Some summary implications regarding the Lord’s Day (Sunday) worship gatherings:
1. To those who say “it just doesn’t matter what day we gather,” we’ve already seen above the pattern which begins in the New Testament (Acts 20; Revelation 1) and is attested to early in the history of the church – the Lord’s Day was the chosen gathering day for distinctly Christian worship.
2. To those who insist that everyone keep the Sabbath (meet on Saturday), the apostle Paul reminds us that because of what God has done for us in Christ, we are no longer under the copies and shadows of the old covenant. The old covenant pointed forward to the time when Christ would come. In His life, death, and resurrection Christ has now fulfilled the old covenant; therefore, let no one pass judgment on you, saying that Christians must meet on the Sabbath (Saturday) or abstain from pork or celebrate the Jewish feast days (Col. 2:16-23).
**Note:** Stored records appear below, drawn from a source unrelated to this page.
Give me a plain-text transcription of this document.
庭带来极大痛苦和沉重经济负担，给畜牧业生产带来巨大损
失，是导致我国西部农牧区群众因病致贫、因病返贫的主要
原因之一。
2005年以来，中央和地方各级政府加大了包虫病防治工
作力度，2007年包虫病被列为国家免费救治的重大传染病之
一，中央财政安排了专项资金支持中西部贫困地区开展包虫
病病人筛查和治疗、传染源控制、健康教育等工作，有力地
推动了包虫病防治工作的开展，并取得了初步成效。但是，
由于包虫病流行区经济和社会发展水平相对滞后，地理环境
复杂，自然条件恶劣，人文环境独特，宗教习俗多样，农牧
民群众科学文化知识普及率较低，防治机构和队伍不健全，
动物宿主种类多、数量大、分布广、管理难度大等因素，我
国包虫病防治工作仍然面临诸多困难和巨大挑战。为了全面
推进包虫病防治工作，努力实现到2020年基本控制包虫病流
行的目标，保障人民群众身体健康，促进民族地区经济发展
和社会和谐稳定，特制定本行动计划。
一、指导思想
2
3. To those who apply Sabbath language to the Lord’s Day (Sunday) and suggest that new covenant Christians must keep the “Christian” Sabbath, I would remind you that the apostle Paul gives room to differ on such personal convictions regarding days; nevertheless, if that is your conviction, you must be true to it (sabbatarian or not). Since Paul places such observance of days under the category of personal conviction (see Romans 14:5-9), he also reminds us that we are not to pass judgment on one another on such matters (see Romans 14:10-23). Instead, we are to love one another and not pass judgment (Romans 14:1-13).
However, we cannot confuse the category of personal conviction with foundational doctrines such as justification. It is our duty to warn those we love that no one is justified before God by keeping the Law (Galatians 3:2:15-3:14). Instead, we are all to look to Christ and embrace all He has done on our behalf.